From The Intersector Project’s “Research to Practice” series, this article looks closely at scholarly research and highlights key facts, actionable takeaways, and additional resources practitioners can turn to for related guidance.
The United States faces a host of complex problems on which government leaders and public agencies at all levels strive to make marked progress, from poverty to climate change to public health. As citizens are becoming increasingly accustomed to experiencing inventive solutions in other parts of their lives, there are greater public expectations of government to create innovative, effective solutions to solve these wicked problems.
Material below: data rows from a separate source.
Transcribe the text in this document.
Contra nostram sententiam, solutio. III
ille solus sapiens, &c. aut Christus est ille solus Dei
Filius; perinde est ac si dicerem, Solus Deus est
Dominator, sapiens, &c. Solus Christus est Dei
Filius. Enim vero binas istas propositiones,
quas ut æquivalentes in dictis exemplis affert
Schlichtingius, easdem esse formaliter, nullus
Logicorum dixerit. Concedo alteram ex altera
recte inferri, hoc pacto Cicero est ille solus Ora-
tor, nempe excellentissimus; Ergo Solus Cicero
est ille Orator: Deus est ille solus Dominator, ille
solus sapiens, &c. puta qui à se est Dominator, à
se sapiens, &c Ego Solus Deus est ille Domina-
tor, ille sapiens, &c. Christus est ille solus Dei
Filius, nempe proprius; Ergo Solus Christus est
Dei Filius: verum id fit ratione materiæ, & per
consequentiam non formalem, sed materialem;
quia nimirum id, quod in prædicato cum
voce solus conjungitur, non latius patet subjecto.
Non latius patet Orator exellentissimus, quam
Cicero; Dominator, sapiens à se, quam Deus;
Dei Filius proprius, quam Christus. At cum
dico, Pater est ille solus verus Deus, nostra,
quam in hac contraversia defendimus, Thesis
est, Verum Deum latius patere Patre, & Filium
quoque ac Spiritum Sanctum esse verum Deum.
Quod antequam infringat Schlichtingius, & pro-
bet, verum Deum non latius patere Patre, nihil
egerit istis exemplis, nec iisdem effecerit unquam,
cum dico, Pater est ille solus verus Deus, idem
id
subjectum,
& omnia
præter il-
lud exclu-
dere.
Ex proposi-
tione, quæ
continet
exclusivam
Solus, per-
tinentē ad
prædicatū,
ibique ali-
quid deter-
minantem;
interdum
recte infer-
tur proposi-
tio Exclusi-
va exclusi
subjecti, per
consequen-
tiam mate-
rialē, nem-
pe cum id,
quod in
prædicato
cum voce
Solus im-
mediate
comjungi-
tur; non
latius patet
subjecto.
But there are several roadblocks to public innovation, including bureaucratic processes and rules and a tendency to rely on in-house approaches to addressing public challenges.
While lone leaders can sometimes overcome these challenges, the authors of “Public Value Creation Through Collaborative Innovation” suggest that innovation can be more consistently achieved “through dispersed efforts and distributed leadership,” looking to “the role of networks and partnerships as venues where public innovation emerges.” In this type of collaborative model, public managers may not be fully leading innovation, but they still play a key role in making it happen, through convening partners and garnering support for the co-created innovative solutions in the institutionalized arenas where actual policy change can occur, the authors note. Their findings, which relate to levers for propelling talk-centric collaboration into action, will be of interest to public managers and other leaders interested in convening, managing, and catalyzing cross-sector creation of solutions to public challenges.